POUCT is independent of the domain. I am not sure what you are talking about. Where do you specify the number of objects?

And yes of course, that’s possible. But you would need to change state representation to be e.g. coverage; this requires your own implementation . Or, you could set the number of targets to be 1, or some other fixed number, and keep re-creating/running them pomdp agent until times up.

khuechuong commented 5 months ago

So basically in MOS, the belief is always set with size of number of target + robot. So if there are 5 targets, the size of agent.cur_belief.object_beliefs is 6. So basically the agent knows how many objects are available. I was just wondering an elegant way of object search without knowing how many objects are in the environment.

Also, regarding the histogram belief. So the size of each target belief is all cells of environment. How would that work in the real world because of limited space?

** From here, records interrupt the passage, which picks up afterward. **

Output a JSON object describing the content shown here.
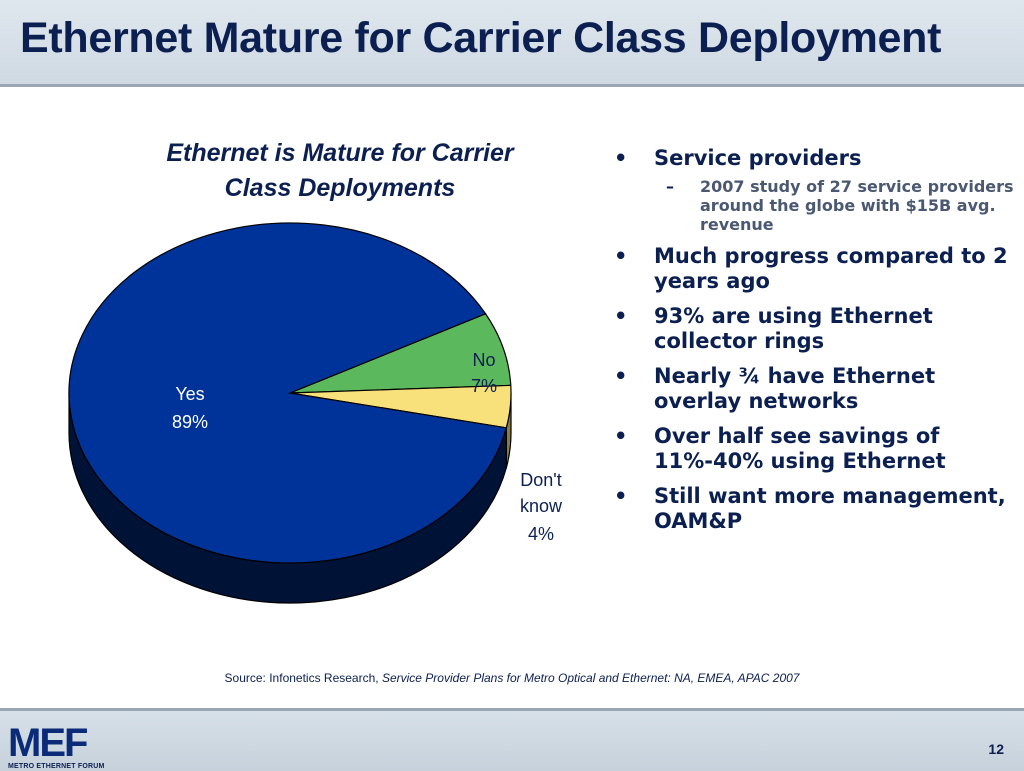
{
  "slide": {
    "title": "Ethernet Mature for Carrier Class Deployment",
    "page_number": "12"
  },
  "chart_data": {
    "type": "pie",
    "title_lines": [
      "Ethernet is Mature for Carrier",
      "Class Deployments"
    ],
    "slices": [
      {
        "name": "Yes",
        "value": 89,
        "label": "89%",
        "color": "#003399"
      },
      {
        "name": "No",
        "value": 7,
        "label": "7%",
        "color": "#5cb85c"
      },
      {
        "name": "Don't know",
        "value": 4,
        "label": "4%",
        "color": "#f8e07a"
      }
    ],
    "legend": false,
    "three_d": true
  },
  "labels": {
    "yes_name": "Yes",
    "yes_pct": "89%",
    "no_name": "No",
    "no_pct": "7%",
    "dk_line1": "Don't",
    "dk_line2": "know",
    "dk_pct": "4%"
  },
  "bullets": [
    {
      "text": "Service providers",
      "sub": [
        "2007 study of 27 service providers around the globe with $15B avg. revenue"
      ]
    },
    {
      "text": "Much progress compared to 2 years ago",
      "sub": []
    },
    {
      "text": "93% are using Ethernet collector rings",
      "sub": []
    },
    {
      "text": "Nearly ¾ have Ethernet overlay networks",
      "sub": []
    },
    {
      "text": "Over half see savings of 11%-40% using Ethernet",
      "sub": []
    },
    {
      "text": "Still want more management, OAM&P",
      "sub": []
    }
  ],
  "bullet_marks": {
    "main": "•",
    "sub": "–"
  },
  "source": {
    "prefix": "Source: Infonetics Research, ",
    "title": "Service Provider Plans for Metro Optical and Ethernet: NA, EMEA, APAC 2007"
  },
  "logo": {
    "main": "MEF",
    "sub": "METRO ETHERNET FORUM"
  }
}
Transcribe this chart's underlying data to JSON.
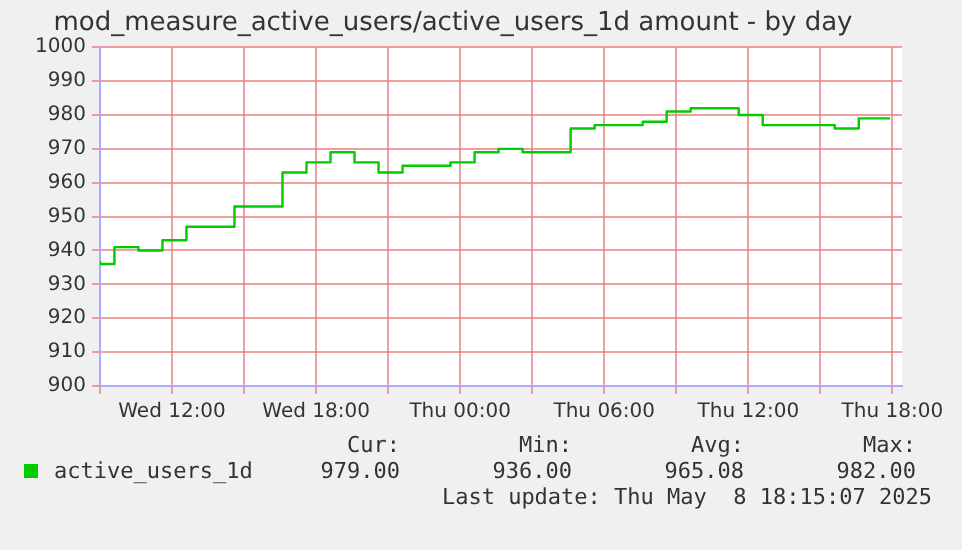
{
  "chart_data": {
    "type": "step",
    "title": "mod_measure_active_users/active_users_1d amount - by day",
    "x": [
      "2025-05-07T09:00",
      "2025-05-07T09:36",
      "2025-05-07T10:36",
      "2025-05-07T11:36",
      "2025-05-07T12:36",
      "2025-05-07T14:36",
      "2025-05-07T16:36",
      "2025-05-07T17:36",
      "2025-05-07T18:36",
      "2025-05-07T19:36",
      "2025-05-07T20:36",
      "2025-05-07T21:36",
      "2025-05-07T23:36",
      "2025-05-08T00:36",
      "2025-05-08T01:36",
      "2025-05-08T02:36",
      "2025-05-08T04:36",
      "2025-05-08T05:36",
      "2025-05-08T07:36",
      "2025-05-08T08:36",
      "2025-05-08T09:36",
      "2025-05-08T11:36",
      "2025-05-08T12:36",
      "2025-05-08T15:36",
      "2025-05-08T16:36",
      "2025-05-08T17:36",
      "2025-05-08T17:54"
    ],
    "series": [
      {
        "name": "active_users_1d",
        "color": "#00cc00",
        "values": [
          937,
          936,
          941,
          940,
          943,
          947,
          953,
          963,
          966,
          969,
          966,
          963,
          965,
          966,
          969,
          970,
          969,
          976,
          977,
          978,
          981,
          982,
          980,
          977,
          976,
          979,
          979
        ]
      }
    ],
    "xlim": [
      "2025-05-07T09:00",
      "2025-05-08T18:24"
    ],
    "xticks": [
      {
        "value": "2025-05-07T09:00",
        "label": null
      },
      {
        "value": "2025-05-07T12:00",
        "label": "Wed 12:00"
      },
      {
        "value": "2025-05-07T15:00",
        "label": null
      },
      {
        "value": "2025-05-07T18:00",
        "label": "Wed 18:00"
      },
      {
        "value": "2025-05-07T21:00",
        "label": null
      },
      {
        "value": "2025-05-08T00:00",
        "label": "Thu 00:00"
      },
      {
        "value": "2025-05-08T03:00",
        "label": null
      },
      {
        "value": "2025-05-08T06:00",
        "label": "Thu 06:00"
      },
      {
        "value": "2025-05-08T09:00",
        "label": null
      },
      {
        "value": "2025-05-08T12:00",
        "label": "Thu 12:00"
      },
      {
        "value": "2025-05-08T15:00",
        "label": null
      },
      {
        "value": "2025-05-08T18:00",
        "label": "Thu 18:00"
      }
    ],
    "ylim": [
      900,
      1000
    ],
    "yticks": [
      900,
      910,
      920,
      930,
      940,
      950,
      960,
      970,
      980,
      990,
      1000
    ],
    "grid": true,
    "legend": "bottom",
    "annotations": [
      "Cur:",
      "Min:",
      "Avg:",
      "Max:",
      "979.00",
      "936.00",
      "965.08",
      "982.00",
      "Last update: Thu May  8 18:15:07 2025"
    ]
  }
}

zkytony commented 5 months ago

Mmm, check out the GM-PHD filter for multi-target tracking that can deal with time-varying number of targets. Also check out this work regarding searching and tracking of unknown number of targets: https://yoonchangsung.com/pub/gm-phd-tase-2021.pdf But to me, practically, being able to apply a simple POMDP (single/fixed-number of targets) in the unknown case seems elegant as we didn't need to come up with something more complicated.

Regarding the second question, check out the gif above. You could come up with a belief scheme over known locations and frontiers. This is also a worthwhile research direction.

khuechuong commented 4 months ago

I noticed that implemented it in ROS also. I see that u have the histogram belief over all costmap cells by decomposing workspace into a 20x20 gridmap. Would it be a good idea to whenever u detect a target, rather than having the histogram belief other all gridmap, just the area around the detected target with a certain range?

zkytony commented 4 months ago

Yes that's a valid idea. 3D-MOS updates belief only within the field of view but ensures normalization.